Initiative run strong in this generation of Grahams with four batching plants, seven quarries, 95 staff and a fleet of agitators, tippers and tankers operating beyond Kyogle. Images: Jonathan Wood
An upbeat Peter Graham says the exponential growth of the pre-cast operation continues to astonish and surprise.
“It has just taken off,” he says with a beaming grin alongside wife Joeanne and two of their four daughters.
“We started in 2015 with four people, we now have 20 employees, and we’re pouring between 15 and 20 cubic metres of concrete a day, about 5,000 cubic metres a year, to form water troughs, cattle grids, septic tanks and feed troughs, all in different shapes and sizes.”
What’s more, with a fleet of seven DAF and Fuso eight-wheelers fitted with heavy-duty cranes and towing three-axle dog trailers, products are delivered all over NSW, Queensland and further afield.
“It has grown into a great business and I love it,” Peter exclaims, adding with more than a hint of local pride, “I’m a big believer that when it comes to productivity, Kyogle has always punched way above its weight.”
Across the driveway, Rod sits with wife Karie and mother Chrystine, quietly conceding that while the business continues the legacies of his father and grandfather, it has also grown far beyond those origins.
I’m a big believer that when it comes to productivity, Kyogle has always punched way above its weight.
Indeed, initiative appears to run particularly strong in this generation of Grahams with four batching plants, seven quarries, 95 employees and a fleet of agitators, tippers and cement tankers now operating well beyond Kyogle.
“Kyogle’s home, for sure, but we’re definitely a bigger business and that’s simply because the demand has been there like never before,” Rod casually explains.
“If you boil it down, it’s all about service but you have to be willing to take the opportunities as they come.” Indeed!
Meanwhile, on the other side of town, there’s the business called Bordin Bros created by two Italian siblings also looking for a new start after World War II.
Eventually settling in Kyogle, brothers Max and Albert Bordin bought a farm and fruit shop, ultimately growing bananas which they delivered and sold in Brisbane markets.
It was, however, Albert’s two sons Danny and Peter who took Bordin Bros on a different path, buying a block of land on the outskirts of town to expand their modest steel fabrication business into the specialist production of cattle yards, steel panels, ramps and crushes, as well as trailers and tray bodies.

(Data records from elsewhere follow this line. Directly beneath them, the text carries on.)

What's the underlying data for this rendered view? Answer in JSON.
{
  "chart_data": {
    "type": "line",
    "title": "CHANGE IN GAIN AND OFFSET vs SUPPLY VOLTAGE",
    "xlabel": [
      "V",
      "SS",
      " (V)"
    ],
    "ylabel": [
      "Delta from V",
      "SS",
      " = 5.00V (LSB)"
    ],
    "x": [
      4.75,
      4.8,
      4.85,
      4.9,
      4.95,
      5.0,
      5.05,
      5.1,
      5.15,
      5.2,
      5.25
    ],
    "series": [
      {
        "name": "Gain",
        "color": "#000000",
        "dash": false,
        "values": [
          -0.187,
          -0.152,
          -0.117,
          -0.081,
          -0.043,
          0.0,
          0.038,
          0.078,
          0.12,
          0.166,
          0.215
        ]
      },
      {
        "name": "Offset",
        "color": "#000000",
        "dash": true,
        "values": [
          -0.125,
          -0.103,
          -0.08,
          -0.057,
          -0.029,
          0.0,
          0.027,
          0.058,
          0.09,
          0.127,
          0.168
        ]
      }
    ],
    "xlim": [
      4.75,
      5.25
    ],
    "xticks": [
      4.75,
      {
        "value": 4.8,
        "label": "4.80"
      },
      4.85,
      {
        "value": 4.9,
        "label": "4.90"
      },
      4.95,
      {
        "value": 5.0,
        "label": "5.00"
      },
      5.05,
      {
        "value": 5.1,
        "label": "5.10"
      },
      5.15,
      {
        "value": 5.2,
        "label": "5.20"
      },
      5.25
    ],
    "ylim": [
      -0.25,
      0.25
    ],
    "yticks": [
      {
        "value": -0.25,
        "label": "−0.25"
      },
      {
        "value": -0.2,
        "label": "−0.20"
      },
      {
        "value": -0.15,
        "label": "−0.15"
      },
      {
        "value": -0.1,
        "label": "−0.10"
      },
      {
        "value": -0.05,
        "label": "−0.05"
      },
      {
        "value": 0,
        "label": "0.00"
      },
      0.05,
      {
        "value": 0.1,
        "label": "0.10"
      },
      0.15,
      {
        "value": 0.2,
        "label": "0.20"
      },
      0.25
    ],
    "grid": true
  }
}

Addition of prime movers and body trucks to overcome a lack of reliable freight services has seen Bordin Bros’ freight and logistics service reach far and wide. Images: Jonathan Wood
The business subsequently grew to the point where the current site was acquired in 2005 and since then, the business has gone into overdrive according to cousins Adrian and Luke Bordin who now have daily responsibility for an operation with around 30 employees.
“Turnover has increased five-fold in the last 10 years,” says Adrian, a qualified accountant.
Moreover, as Luke points out, the addition of prime movers and body trucks to overcome a lack of reliable freight services for their products has seen its freight and logistics service reach far and wide across the country from sites in Kyogle, Lismore and Hatton Vale in Queensland’s Lockyer Valley.
There are now nine trucks in the business, primarily Kenworth prime movers and a mix of Isuzu and Fuso rigids hauling the products which have, the cousins proudly assert, made Bordin Bros one of Australia’s leading manufacturers of livestock yarding and handling systems.
So, Kyogle has been good for the Bordins? “Absolutely,” says a smiling Luke Bordin. “It’s home.”